SURABAYA – Anggota DPR RI Bambang Haryo Soekartono (BHS) meminta pemerintah daerah menyusun dan mempublikasikan kalender kegiatan daerah secara lebih masif melalui platform digital sebagai upaya meningkatkan kunjungan wisatawan dan mendorong pertumbuhan ekonomi lokal.
Menurut BHS, keberadaan kalender kegiatan yang dipublikasikan sejak jauh hari akan memudahkan masyarakat maupun wisatawan merencanakan perjalanan ke berbagai daerah yang menyelenggarakan festival budaya, kegiatan olahraga, pameran, hingga atraksi wisata lainnya.
“Kalender kegiatan harus dipromosikan secara digital agar menjangkau masyarakat lebih luas dan menarik minat wisatawan,” kata BHS di Surabaya, Sabtu.

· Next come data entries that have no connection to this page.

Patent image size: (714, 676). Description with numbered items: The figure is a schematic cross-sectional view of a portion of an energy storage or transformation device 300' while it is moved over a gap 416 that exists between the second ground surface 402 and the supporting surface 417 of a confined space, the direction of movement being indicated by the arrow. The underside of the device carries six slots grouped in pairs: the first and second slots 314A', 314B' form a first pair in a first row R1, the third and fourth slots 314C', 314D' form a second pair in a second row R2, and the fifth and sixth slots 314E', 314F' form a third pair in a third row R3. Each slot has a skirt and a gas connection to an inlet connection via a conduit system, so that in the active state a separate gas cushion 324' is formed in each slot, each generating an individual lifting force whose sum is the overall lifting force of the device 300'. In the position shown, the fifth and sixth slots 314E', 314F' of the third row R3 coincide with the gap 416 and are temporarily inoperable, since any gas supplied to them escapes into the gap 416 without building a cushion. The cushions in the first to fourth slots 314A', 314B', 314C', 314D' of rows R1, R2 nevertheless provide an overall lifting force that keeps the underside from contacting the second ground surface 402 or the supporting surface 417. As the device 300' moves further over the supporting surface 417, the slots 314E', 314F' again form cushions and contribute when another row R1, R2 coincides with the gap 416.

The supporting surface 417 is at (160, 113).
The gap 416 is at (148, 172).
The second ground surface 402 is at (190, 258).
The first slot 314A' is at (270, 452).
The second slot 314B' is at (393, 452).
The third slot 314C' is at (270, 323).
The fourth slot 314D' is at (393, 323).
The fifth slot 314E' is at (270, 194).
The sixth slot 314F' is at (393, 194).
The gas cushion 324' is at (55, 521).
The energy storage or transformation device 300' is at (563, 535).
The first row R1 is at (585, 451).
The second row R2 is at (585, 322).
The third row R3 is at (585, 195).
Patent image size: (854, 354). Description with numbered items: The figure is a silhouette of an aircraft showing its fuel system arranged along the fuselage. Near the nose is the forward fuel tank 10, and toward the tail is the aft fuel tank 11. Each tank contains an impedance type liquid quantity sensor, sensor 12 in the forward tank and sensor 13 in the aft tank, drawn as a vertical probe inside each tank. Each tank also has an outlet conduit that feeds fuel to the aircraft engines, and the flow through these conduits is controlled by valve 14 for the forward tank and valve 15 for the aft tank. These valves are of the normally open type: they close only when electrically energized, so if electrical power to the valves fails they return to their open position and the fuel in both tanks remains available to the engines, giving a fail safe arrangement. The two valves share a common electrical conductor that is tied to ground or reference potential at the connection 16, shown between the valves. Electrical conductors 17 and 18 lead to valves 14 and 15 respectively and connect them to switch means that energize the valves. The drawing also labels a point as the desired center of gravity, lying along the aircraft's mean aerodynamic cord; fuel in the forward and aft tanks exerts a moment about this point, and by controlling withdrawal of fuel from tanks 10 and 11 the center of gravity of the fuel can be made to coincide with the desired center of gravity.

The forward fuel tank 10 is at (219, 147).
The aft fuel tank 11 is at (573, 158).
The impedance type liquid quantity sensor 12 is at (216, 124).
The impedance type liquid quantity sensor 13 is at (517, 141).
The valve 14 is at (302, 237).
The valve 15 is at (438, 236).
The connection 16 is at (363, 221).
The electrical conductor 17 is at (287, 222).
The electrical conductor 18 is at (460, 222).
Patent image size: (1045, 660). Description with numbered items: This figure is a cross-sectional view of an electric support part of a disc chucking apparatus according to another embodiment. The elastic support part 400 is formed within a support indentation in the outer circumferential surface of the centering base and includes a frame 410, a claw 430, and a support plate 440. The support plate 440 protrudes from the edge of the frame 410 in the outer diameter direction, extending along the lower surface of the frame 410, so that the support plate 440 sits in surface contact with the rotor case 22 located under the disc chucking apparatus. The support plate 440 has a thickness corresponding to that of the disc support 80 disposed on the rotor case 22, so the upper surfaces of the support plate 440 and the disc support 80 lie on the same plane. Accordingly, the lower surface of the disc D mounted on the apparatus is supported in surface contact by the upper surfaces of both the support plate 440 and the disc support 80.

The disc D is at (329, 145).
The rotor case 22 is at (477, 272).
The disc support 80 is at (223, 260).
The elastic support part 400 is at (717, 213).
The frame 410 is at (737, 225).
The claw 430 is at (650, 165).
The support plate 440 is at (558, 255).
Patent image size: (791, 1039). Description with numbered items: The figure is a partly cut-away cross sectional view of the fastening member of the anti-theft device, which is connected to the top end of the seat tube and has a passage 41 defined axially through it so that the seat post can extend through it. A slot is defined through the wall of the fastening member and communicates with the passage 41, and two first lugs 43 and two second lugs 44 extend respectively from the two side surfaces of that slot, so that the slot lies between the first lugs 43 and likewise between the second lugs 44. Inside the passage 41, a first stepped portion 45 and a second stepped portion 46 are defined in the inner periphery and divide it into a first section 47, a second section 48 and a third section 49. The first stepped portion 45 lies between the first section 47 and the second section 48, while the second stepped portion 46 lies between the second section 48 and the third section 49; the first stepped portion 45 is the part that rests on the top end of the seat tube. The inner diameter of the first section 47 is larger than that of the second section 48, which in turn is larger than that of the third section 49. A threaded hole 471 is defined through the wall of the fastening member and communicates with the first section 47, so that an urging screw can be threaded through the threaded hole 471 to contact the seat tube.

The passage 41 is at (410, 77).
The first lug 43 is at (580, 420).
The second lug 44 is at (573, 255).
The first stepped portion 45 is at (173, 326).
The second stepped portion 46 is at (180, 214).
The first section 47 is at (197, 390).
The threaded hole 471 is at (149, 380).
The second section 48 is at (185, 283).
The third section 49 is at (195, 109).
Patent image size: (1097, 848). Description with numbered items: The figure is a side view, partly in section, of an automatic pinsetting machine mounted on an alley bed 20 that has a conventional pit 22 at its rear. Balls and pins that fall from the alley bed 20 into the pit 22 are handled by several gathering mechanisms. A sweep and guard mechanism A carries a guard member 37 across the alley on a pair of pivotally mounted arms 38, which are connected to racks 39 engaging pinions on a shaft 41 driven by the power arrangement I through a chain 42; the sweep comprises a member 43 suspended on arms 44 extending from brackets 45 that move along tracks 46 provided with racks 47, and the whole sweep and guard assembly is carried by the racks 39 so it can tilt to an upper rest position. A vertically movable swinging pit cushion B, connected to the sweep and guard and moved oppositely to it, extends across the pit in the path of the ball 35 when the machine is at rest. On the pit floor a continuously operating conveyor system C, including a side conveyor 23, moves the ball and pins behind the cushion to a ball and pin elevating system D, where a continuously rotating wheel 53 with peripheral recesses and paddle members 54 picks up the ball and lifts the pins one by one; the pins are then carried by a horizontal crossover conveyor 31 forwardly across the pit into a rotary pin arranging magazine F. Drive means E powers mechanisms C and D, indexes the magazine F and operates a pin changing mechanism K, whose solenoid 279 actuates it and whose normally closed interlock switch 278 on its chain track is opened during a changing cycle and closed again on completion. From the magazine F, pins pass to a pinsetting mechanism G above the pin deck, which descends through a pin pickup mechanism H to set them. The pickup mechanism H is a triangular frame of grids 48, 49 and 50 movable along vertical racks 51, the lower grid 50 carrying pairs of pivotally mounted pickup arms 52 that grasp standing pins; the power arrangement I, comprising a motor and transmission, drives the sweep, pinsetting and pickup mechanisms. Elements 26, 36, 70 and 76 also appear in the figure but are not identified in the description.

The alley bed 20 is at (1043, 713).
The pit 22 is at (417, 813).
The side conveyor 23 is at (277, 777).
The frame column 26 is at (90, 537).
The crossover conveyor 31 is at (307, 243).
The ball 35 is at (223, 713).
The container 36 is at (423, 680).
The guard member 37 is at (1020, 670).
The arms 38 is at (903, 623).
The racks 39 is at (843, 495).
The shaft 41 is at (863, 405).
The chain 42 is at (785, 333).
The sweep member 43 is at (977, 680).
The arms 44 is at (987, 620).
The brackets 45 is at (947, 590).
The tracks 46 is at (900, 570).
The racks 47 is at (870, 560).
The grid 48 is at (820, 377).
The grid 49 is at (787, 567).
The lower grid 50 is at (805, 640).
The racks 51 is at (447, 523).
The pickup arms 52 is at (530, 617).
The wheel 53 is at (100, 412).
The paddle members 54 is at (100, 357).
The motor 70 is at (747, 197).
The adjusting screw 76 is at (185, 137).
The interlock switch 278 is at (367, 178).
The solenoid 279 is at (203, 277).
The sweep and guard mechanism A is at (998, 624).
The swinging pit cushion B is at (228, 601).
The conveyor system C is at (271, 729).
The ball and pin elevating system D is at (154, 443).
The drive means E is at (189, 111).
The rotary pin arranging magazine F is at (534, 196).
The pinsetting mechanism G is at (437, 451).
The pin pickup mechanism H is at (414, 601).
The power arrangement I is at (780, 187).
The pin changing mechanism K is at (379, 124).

Ia menjelaskan, promosi digital yang terintegrasi dapat dilakukan melalui media sosial, situs resmi pemerintah, media massa, hingga kolaborasi dengan komunitas digital dan para kreator konten. Dengan cara tersebut, informasi mengenai agenda wisata akan lebih cepat tersebar dan menjangkau calon wisatawan dari berbagai daerah.
BHS menilai Jawa Timur memiliki modal besar berupa tingginya jumlah pengguna media sosial yang dapat dimanfaatkan sebagai sarana promosi yang murah, cepat, dan efektif. Karena itu, pemerintah daerah perlu membangun sinergi dengan seluruh pemangku kepentingan agar promosi destinasi wisata berlangsung secara berkelanjutan.
Menurutnya, meningkatnya jumlah wisatawan akan memberikan efek berganda (multiplier effect) terhadap perekonomian daerah. Sektor perhotelan, restoran, transportasi, perdagangan, hingga pelaku UMKM akan ikut merasakan manfaat dari bertambahnya aktivitas pariwisata.
“Pariwisata memiliki efek ekonomi yang luas. Karena itu, promosi digital harus dilakukan secara serius dan berkesinambungan agar potensi wisata di setiap daerah dapat dikenal lebih luas dan memberikan manfaat sebesar-besarnya bagi masyarakat,” tutur BHS.